Weil er damit Weinerlichkeit signalisiert und sich als Opfer darstellt, was schlicht nicht zutrifft. Es gibt selten eine große Verschwörung bei solchen Sachen. Sie passieren, weil Journalisten berichten oder recherchieren und andere mit gutem Recht auch mit Verweis auf die deutsche Geschichte hier härtere Konsequenzen fordern. Dass dies so groß geworden ist, liegt an seiner unklaren Strategie. Das hätte er durchaus vorhersehen können.
Noch mal zurück: Wie hätte Herr Aiwanger am Anfang reagieren sollen?
Er hätte zum Zeitpunkt, als die "Süddeutsche Zeitung" bei ihm anfragte, sich eine Strategie überlegen müssen. Hätte er den Journalisten gleich eine nachvollziehbare Erklärung und Chronologie gegeben und sich da schon glaubhaft für seine jugendlichen Verfehlungen entschuldigt, wäre es nie zu so einem Skandal geworden. Dann hätte er verhindern können, dass das, was er jetzt als politisch motivierte Kampagne empfindet, überhaupt passiert wäre.
Wie sollte er dann ab jetzt kommunizieren ?
Er muss ein für alle Mal anerkennen, dass dieses Flugblatt absoluter Mist war – und das hat er ja teilweise auch schon am Donnerstag getan. Er sollte erklären, dass er das für sich privat aufarbeitet. Und ich würde ihm raten, die noch offenen Fragen öffentlich zu beantworten, also am besten die Antworten auf die 25 Fragen, die ihm die CSU gestellt hat. Er braucht eine wasserdichte Chronologie, an der keine Zweifel mehr aufkommen können. Danach sollte er sich zur Causa nicht mehr äußern. Ich würde ihm auf jeden Fall davon abraten, seine Entschuldigung einzuschränken oder von einer politischen Kampagne zu sprechen. Denn das motiviert die Medien, das Gegenteil zu beweisen.
Marcus Ewald
ist Geschäftsführer und Gesellschafter von Dunkelblau. Das Leipziger Unternehmen berät Firmen und Organisationen, die in Krisen geraten, im Management und in der Kommunikation. Er studierte in Halle, Mainz und im spanischen León BWL und Unternehmenskommunikation.

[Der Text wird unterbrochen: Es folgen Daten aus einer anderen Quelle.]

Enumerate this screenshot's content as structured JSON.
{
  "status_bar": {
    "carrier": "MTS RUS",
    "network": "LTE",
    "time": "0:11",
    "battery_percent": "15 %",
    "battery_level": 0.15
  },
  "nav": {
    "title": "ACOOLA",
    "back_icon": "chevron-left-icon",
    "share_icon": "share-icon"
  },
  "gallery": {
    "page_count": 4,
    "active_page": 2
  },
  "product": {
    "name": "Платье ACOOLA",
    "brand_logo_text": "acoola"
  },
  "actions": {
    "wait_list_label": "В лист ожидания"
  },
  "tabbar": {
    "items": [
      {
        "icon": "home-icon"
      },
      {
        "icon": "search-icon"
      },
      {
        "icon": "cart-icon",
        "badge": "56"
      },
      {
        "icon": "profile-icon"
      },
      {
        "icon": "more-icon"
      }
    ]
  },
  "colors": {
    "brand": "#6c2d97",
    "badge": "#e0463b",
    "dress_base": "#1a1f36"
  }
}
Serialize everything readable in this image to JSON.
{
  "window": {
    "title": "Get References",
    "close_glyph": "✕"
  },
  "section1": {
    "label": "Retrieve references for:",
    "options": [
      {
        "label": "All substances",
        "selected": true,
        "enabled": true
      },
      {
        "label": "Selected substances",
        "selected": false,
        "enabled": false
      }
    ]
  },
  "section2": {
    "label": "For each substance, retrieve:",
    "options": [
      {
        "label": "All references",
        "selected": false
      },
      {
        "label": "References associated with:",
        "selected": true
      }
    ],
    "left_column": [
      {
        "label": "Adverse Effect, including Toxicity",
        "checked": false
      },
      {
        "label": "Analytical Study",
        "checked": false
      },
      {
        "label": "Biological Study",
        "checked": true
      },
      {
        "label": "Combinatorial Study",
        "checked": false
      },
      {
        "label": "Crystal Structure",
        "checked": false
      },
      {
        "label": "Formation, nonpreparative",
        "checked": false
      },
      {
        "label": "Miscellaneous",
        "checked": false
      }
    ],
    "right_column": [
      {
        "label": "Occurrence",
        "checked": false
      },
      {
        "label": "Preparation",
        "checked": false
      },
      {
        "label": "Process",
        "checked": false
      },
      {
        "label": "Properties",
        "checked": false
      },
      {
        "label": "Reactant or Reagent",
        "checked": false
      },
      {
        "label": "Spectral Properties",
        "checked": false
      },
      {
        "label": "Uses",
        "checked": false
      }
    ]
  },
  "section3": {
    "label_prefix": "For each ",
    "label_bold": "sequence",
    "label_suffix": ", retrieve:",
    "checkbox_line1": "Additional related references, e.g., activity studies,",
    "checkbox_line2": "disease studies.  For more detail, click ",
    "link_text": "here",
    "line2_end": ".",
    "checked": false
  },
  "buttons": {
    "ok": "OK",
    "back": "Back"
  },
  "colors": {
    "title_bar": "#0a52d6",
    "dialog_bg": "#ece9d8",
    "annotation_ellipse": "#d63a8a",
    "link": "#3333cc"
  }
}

Aber Hubert Aiwanger ist im Wahlkampf. Ist es da nicht nachvollziehbar, dass er mit einer Kampagne gegen ihn argumentiert? Und politisch gesehen vielleicht sogar sinnvoll?
Da würde ich unterscheiden zwischen dem Wahlkampf in Bayern und der großen politischen Ebene in Deutschland. Ich habe in meinen sozialen Netzwerken eine kleine Umfrage gemacht, ob die Freien Wähler am Ende von der Affäre und Aiwangers Umgang damit profitieren. Die Mehrheit hält das für wahrscheinlich. Ich glaube das auch. Allerdings überlegen die Freien Wähler ja, im Rest des Landes anzutreten. Und er muss auch seinen Koalitionspartner im Blick behalten. Für die bundesweite Option und den Koalitionspartner wäre es zielführender, wenn er sich klar abgrenzte und geläutert zeigte. So bewahrt er sich für die Zukunft mehr politischen Handlungsspielraum.

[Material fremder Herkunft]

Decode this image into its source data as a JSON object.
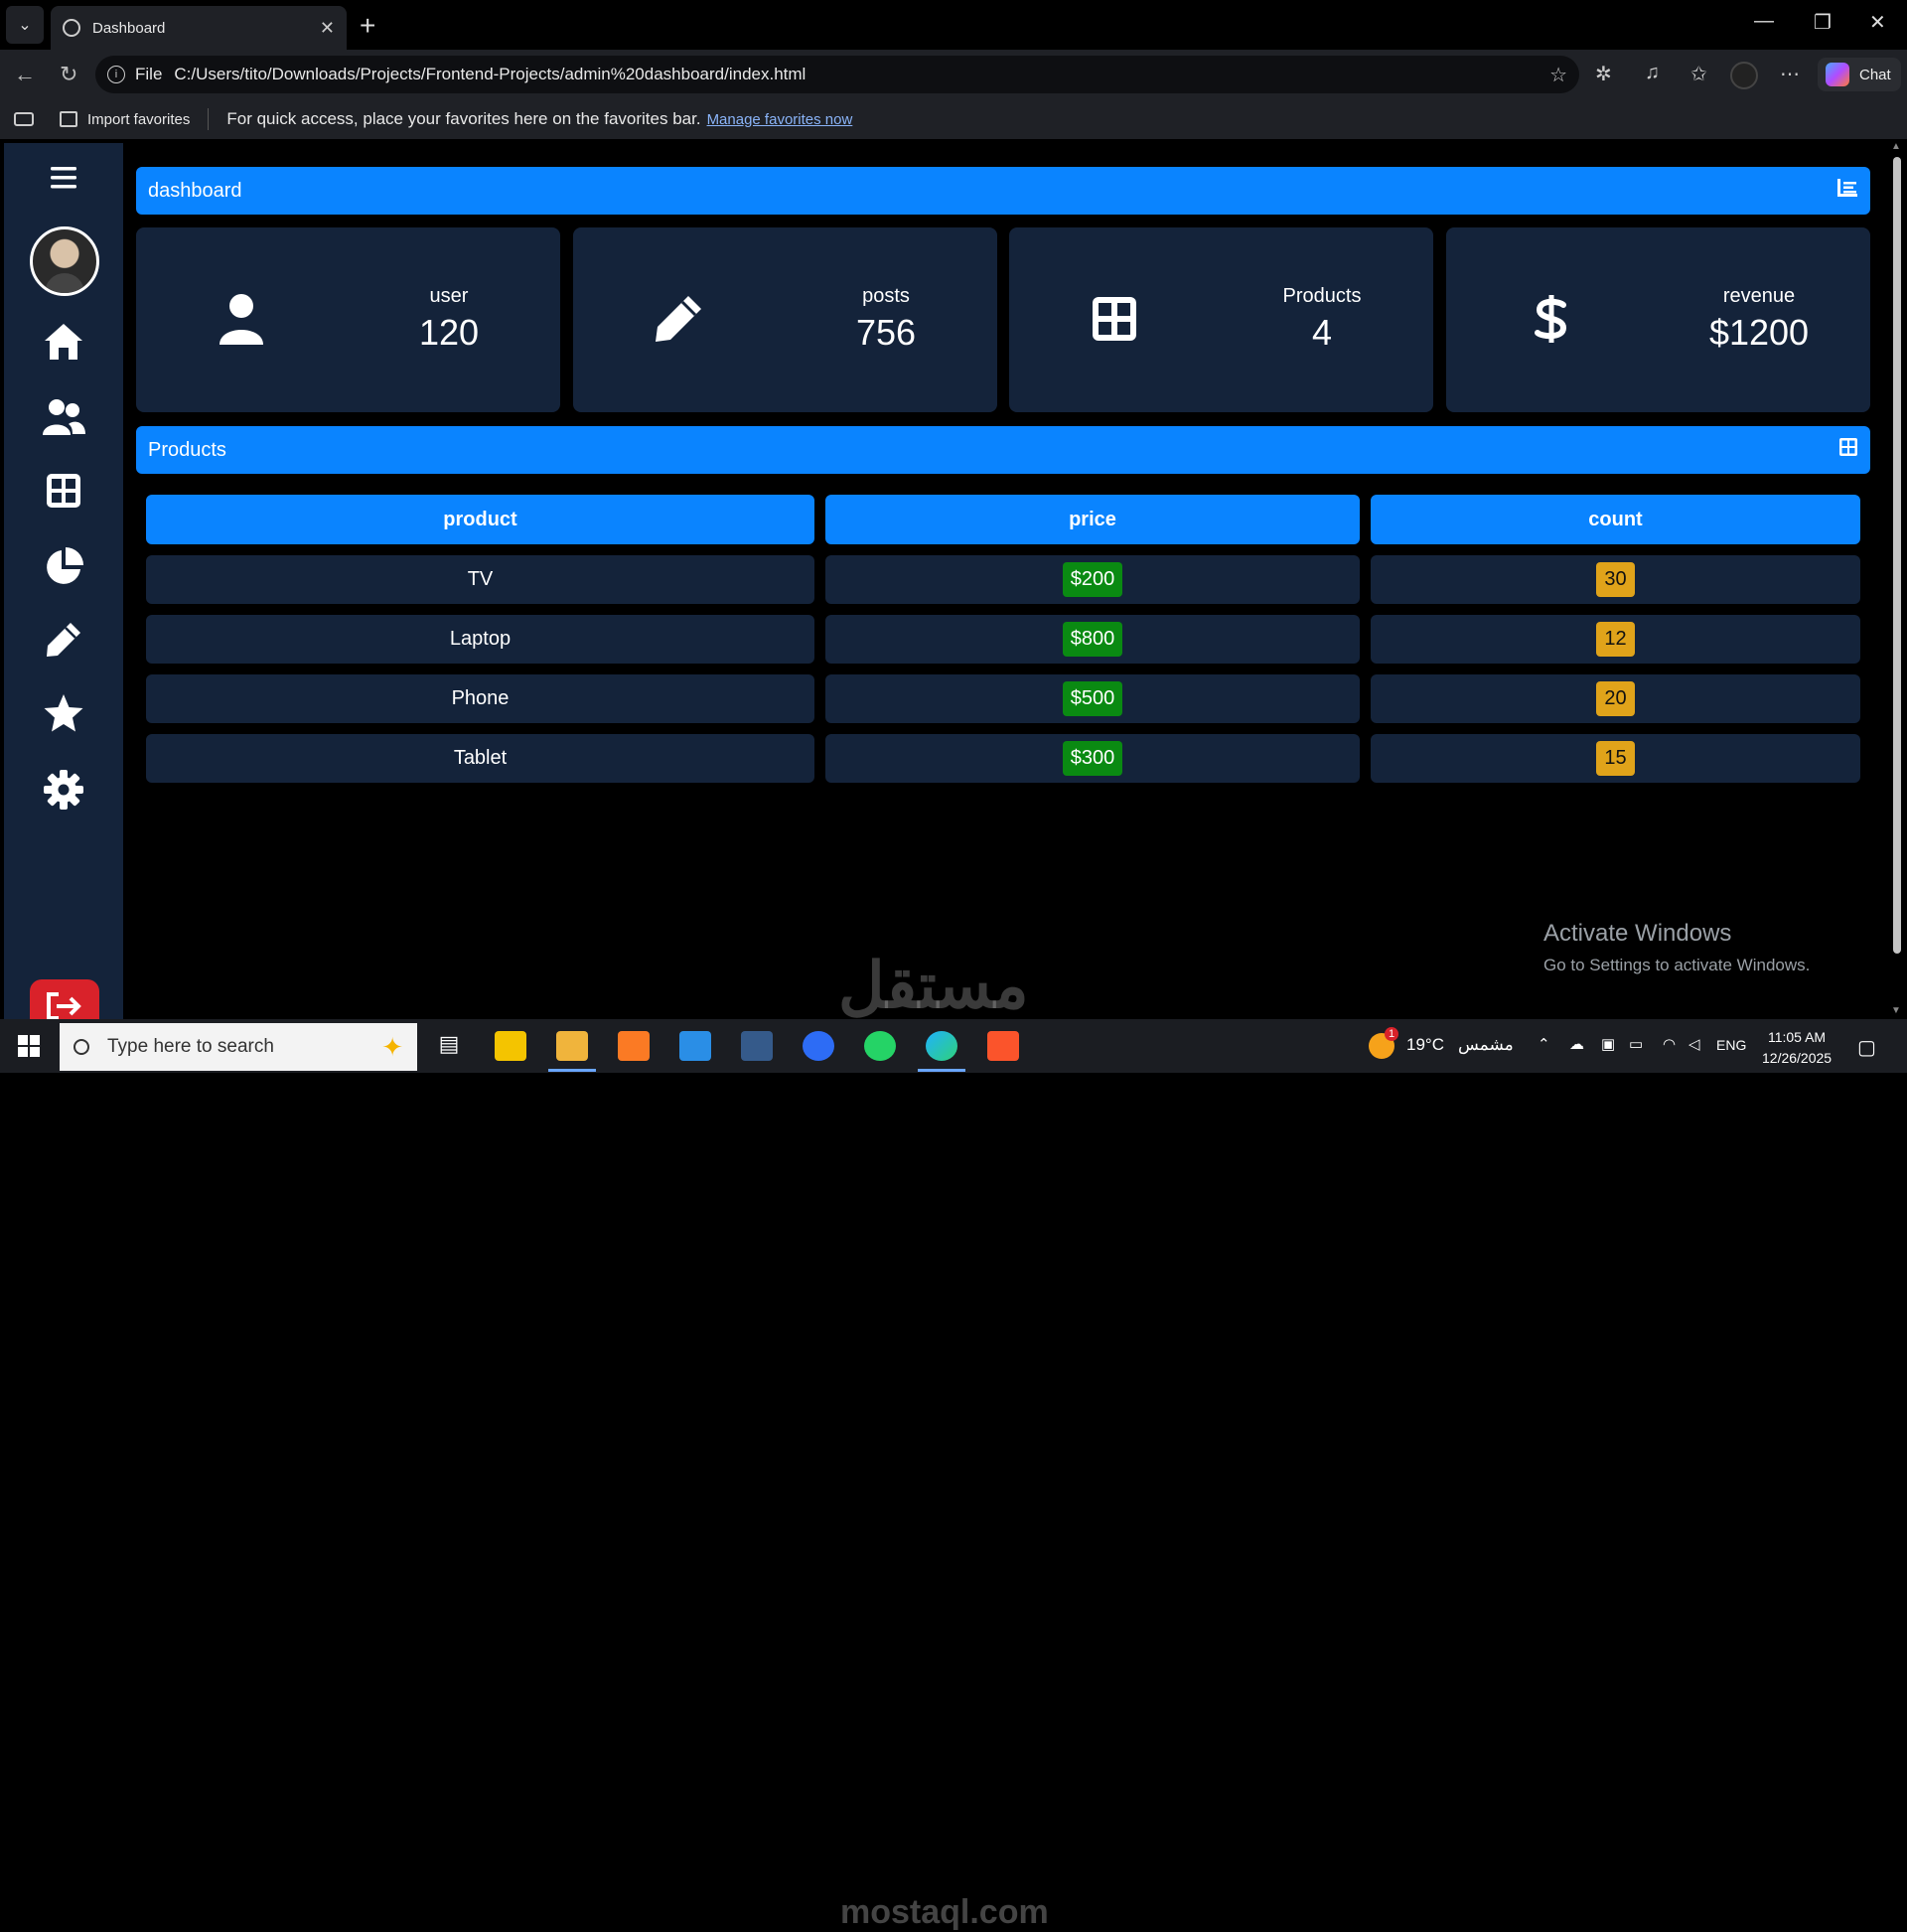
{
  "browser": {
    "tab_title": "Dashboard",
    "url_scheme": "File",
    "url": "C:/Users/tito/Downloads/Projects/Frontend-Projects/admin%20dashboard/index.html",
    "chat_label": "Chat",
    "favorites": {
      "import_label": "Import favorites",
      "message": "For quick access, place your favorites here on the favorites bar.",
      "link": "Manage favorites now"
    }
  },
  "dashboard": {
    "header_title": "dashboard",
    "cards": [
      {
        "label": "user",
        "value": "120",
        "icon": "user-icon"
      },
      {
        "label": "posts",
        "value": "756",
        "icon": "pencil-icon"
      },
      {
        "label": "Products",
        "value": "4",
        "icon": "grid-icon"
      },
      {
        "label": "revenue",
        "value": "$1200",
        "icon": "dollar-icon"
      }
    ],
    "products_title": "Products",
    "table": {
      "headers": [
        "product",
        "price",
        "count"
      ],
      "rows": [
        {
          "product": "TV",
          "price": "$200",
          "count": "30"
        },
        {
          "product": "Laptop",
          "price": "$800",
          "count": "12"
        },
        {
          "product": "Phone",
          "price": "$500",
          "count": "20"
        },
        {
          "product": "Tablet",
          "price": "$300",
          "count": "15"
        }
      ]
    }
  },
  "watermark": {
    "activate_title": "Activate Windows",
    "activate_sub": "Go to Settings to activate Windows.",
    "site_ar": "مستقل",
    "site": "mostaql.com"
  },
  "taskbar": {
    "search_placeholder": "Type here to search",
    "weather": "19°C",
    "weather_desc": "مشمس",
    "weather_badge": "1",
    "lang": "ENG",
    "time": "11:05 AM",
    "date": "12/26/2025"
  },
  "colors": {
    "accent": "#0a84ff",
    "panel": "#14233a",
    "price_badge": "#0a8a12",
    "count_badge": "#e0a31a",
    "logout": "#d9222a"
  }
}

Warum sollte das mit Blick auf die CSU sinnvoll sein?
Weil ihr Chef, Markus Söder, seinerseits Staatsmann sein möchte, der keinen Zweifel daran lässt, wie er im Sinne der deutschen Geschichte und Erinnerungskultur mit Antisemitismus umgeht. Deshalb wird er sehr genau darauf achten, was Aiwanger jetzt macht und was nicht. Von Söder waren die 25 Fragen sehr geschickt. Er kann sich als der Aufklärer geben und sich vorbehalten, zu reagieren, wenn die Antworten nicht angemessen sind. Und das ist, was Aiwanger jetzt beachten muss: Ihm sollten dabei keine Fehler mehr unterlaufen.
Und warum könnte ihm die Affäre mit Blick auf seine bundesweiten Ambitionen schaden?

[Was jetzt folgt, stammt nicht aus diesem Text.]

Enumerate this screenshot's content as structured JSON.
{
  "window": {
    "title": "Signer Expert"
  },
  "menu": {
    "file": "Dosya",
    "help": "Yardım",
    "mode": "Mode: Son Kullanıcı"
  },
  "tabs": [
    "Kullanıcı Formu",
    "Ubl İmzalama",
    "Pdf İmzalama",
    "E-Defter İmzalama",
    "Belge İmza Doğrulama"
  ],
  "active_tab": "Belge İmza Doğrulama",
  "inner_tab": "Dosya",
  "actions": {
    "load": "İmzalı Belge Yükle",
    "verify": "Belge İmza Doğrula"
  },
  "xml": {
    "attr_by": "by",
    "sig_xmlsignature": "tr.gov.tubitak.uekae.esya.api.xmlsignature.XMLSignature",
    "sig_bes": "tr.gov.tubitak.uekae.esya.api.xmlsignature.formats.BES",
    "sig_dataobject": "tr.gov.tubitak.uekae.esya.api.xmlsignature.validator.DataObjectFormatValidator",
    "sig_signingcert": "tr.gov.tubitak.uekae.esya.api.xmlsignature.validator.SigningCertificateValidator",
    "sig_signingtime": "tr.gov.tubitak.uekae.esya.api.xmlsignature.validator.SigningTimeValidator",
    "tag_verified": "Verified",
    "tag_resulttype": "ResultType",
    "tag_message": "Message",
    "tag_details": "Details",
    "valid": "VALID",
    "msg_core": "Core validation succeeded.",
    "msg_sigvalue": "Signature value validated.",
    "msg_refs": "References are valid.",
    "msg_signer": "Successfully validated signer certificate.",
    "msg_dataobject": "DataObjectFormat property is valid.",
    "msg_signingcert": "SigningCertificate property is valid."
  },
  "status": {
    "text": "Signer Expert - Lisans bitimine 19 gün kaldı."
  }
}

Am Ende ist eine solche Krise immer auch ein Charakter- und Kompetenztest für einen Politiker oder eine Politikerin. Die Leute gucken sehr genau, wie jemand damit umgeht. Sie werden sich also die Frage stellen: Hat Herr Aiwanger das Format, das man von einer Partei und einem Politiker auf Bundesebene erwartet? Bislang ist Herr Aiwanger eher nicht vorausschauend und souverän mit dieser Krise umgegangen. Deshalb rate ich ihm auch, jetzt seinen Kurs zu wechseln. Der Druck ist garantiert gerade riesengroß. Wenn er das jetzt meistert, könnte er gestärkt daraus hervorgehen. Wenn er sich wieder in Widersprüche verheddert oder weitere Dinge auftauchen, die er bislang verschwiegen hat, dann wird es eng für ihn.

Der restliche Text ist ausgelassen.